Дьявол на испытательном сроке | страница 97



— Ты не хочешь поговорить? — наконец спрашивает Генрих, откладывая инструкцию в сторону.

Агата отрывается от разбора коробки с его личным делом, смотрит на него. Прикусывает губу. Это она делает зря, потому что на Генриха накатывает. Хочется самому ощутить нежность её губ, хочется, чтобы сердце в груди волнительно сжалось, а она — тихонько вздохнула, подалась ему навстречу, прижалась к нему, коснулась своими тонкими пальчиками его лица. Сейчас это совершенно неуместные фантазии. И некоторое время они еще точно останутся ими.

— Я хочу поговорить, Генри, но пока не поняла, что хочу сказать, — Агата говорит осторожно, подбирая слова.

Губы сами разъезжаются в понимающей улыбке. Да, это именно те слова, что наиболее емко описывают сложившуюся ситуацию, он и сам не знает, что сейчас ей хочет сказать. Объяснить, что ему не нравится её реакция на слова Миллера? Но ведь сам же визировал, что оставит их общение без своего вмешательства. И уже нарушил это свое слово. Пару раз. Вообще, он не должен бы знать о её эмоциях, будь их отношения хоть капельку равными. И так-то будто подглядывает в её внутренний мир, странно даже, что её это до сих пор не напрягло. Кажется, сейчас жизненно необходимо сменить тему, тем более он и сам хотел дать себе время на подумать.

— Ты не читаешь? — Генрих замечает, что Агата вынула его папки из коробки, но так до сих пор и не открыла.

— Честно говоря, не знаю что с этим делать, — девушка облегченно улыбается, ей действительно не просто было касаться болезненной темы случившегося вчера.

— Не хочешь знать, что я творил? — у Генриха даже голос садится от неожиданного приступа паники.
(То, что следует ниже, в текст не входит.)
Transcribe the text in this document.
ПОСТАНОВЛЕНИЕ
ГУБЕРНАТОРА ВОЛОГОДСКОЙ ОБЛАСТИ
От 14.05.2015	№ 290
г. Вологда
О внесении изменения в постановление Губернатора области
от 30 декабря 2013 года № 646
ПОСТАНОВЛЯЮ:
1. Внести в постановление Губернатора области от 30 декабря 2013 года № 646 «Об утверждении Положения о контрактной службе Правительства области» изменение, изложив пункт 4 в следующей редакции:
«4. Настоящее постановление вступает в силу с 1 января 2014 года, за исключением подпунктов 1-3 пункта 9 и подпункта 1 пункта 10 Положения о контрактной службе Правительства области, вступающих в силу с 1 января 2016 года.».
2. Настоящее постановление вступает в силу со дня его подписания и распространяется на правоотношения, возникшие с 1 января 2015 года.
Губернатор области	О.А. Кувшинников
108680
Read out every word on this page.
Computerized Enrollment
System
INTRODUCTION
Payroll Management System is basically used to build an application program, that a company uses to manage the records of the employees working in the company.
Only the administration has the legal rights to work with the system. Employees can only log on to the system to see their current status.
Черт возьми, он и сам не хочет, чтобы она знала. Ничего. Особенно самого первого страшного греха, им совершенного. Он не хочет видеть в её глазах страх. Что угодно — пусть даже обиду, злость, но не страх.
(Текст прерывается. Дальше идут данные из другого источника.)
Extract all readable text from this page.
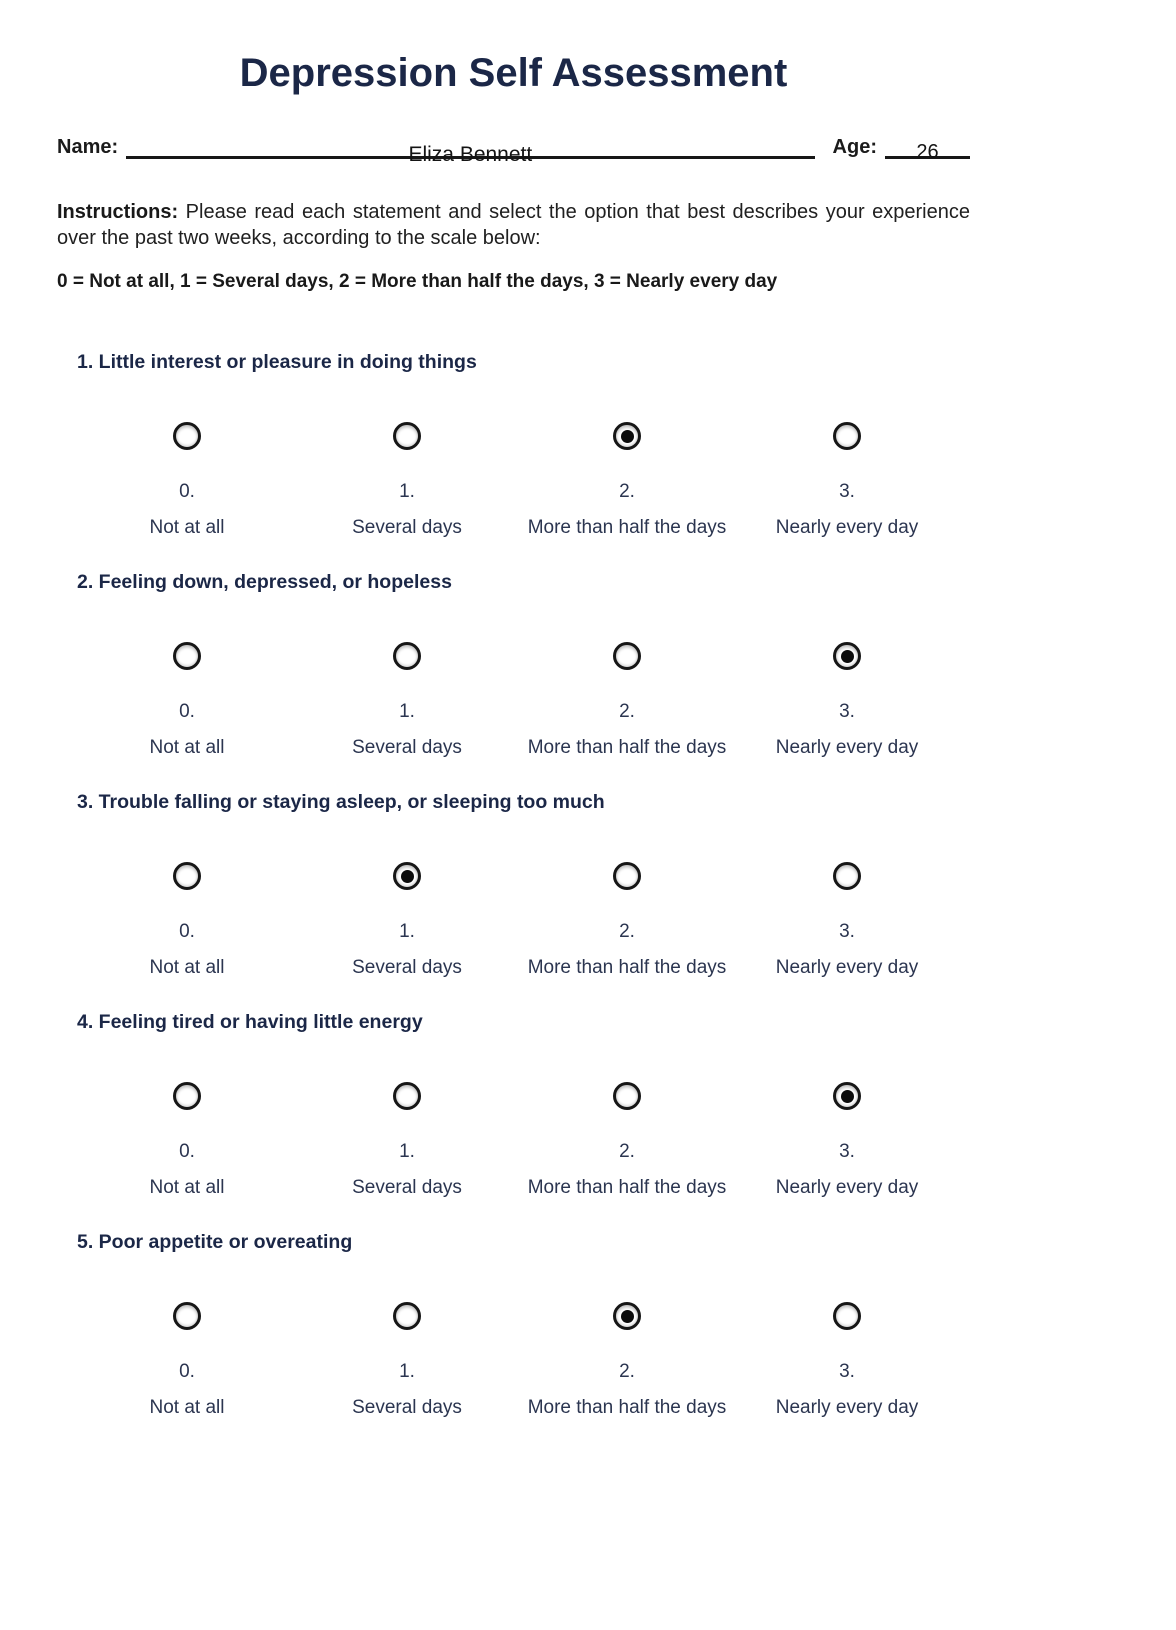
Depression Self Assessment
Name:	Eliza Bennett	Age:	26

Instructions: Please read each statement and select the option that best describes your experience over the past two weeks, according to the scale below:

0 = Not at all, 1 = Several days, 2 = More than half the days, 3 = Nearly every day

1. Little interest or pleasure in doing things
0.
Not at all
1.
Several days
2.
More than half the days
3.
Nearly every day
2. Feeling down, depressed, or hopeless
0.
Not at all
1.
Several days
2.
More than half the days
3.
Nearly every day
3. Trouble falling or staying asleep, or sleeping too much
0.
Not at all
1.
Several days
2.
More than half the days
3.
Nearly every day
4. Feeling tired or having little energy
0.
Not at all
1.
Several days
2.
More than half the days
3.
Nearly every day
5. Poor appetite or overeating
0.
Not at all
1.
Several days
2.
More than half the days
3.
Nearly every day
— Дело не в том, что не хочу, — Агата рассеянно водит пальцами по белым картонным обложкам пальцев, — так-то — надо бы. Чтобы лучше понимать тебя, выделить, что подталкивает тебя к греху, чтобы оценивать твою опасность трезво. Мне кажется, этого понимания очень не хватает.
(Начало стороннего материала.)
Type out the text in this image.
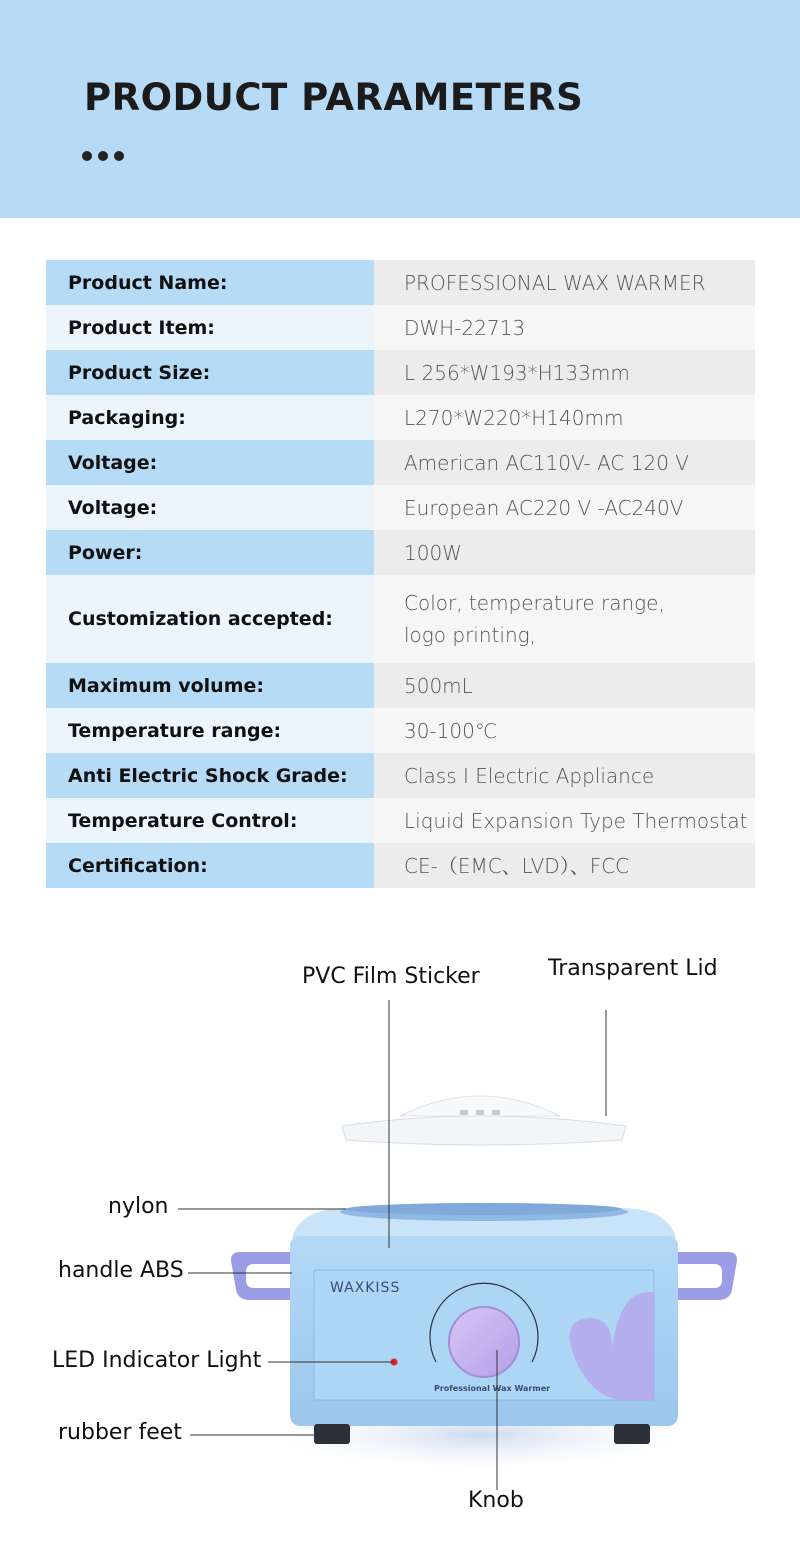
PRODUCT PARAMETERS
Product Name:	PROFESSIONAL WAX WARMER

Product Item:	DWH-22713

Product Size:	L 256*W193*H133mm

Packaging:	L270*W220*H140mm

Voltage:	American AC110V- AC 120 V

Voltage:	European AC220 V -AC240V

Power:	100W

Customization accepted:	Color, temperature range,
logo printing,

Maximum volume:	500mL

Temperature range:	30-100℃

Anti Electric Shock Grade:	Class I Electric Appliance

Temperature Control:	Liquid Expansion Type Thermostat

Certification:	CE-（EMC、LVD）、FCC
PVC Film Sticker	Transparent Lid
nylon
handle ABS
LED Indicator Light
rubber feet
Knob
WAXKISS
Professional Wax Warmer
Не очень радостные слова — если она сможет оценить его опасность, то уже вряд ли их близость когда-нибудь станет возможной. Сейчас между ними пролегла трещина. После того как она поймет — разверзнется пропасть.

— Но тогда в чем дело, милая? — последнее слово срывается с языка неосторожно, неосмотрительно, и Агата даже слегка вздрагивает из-за него, но кажется, решает его ему простить. Хороший знак. Если она не противится его вниманию — значит, не все потеряно. Вопрос только в том, только ли его вниманию она не противится. Или для Миллера все же сделано исключение?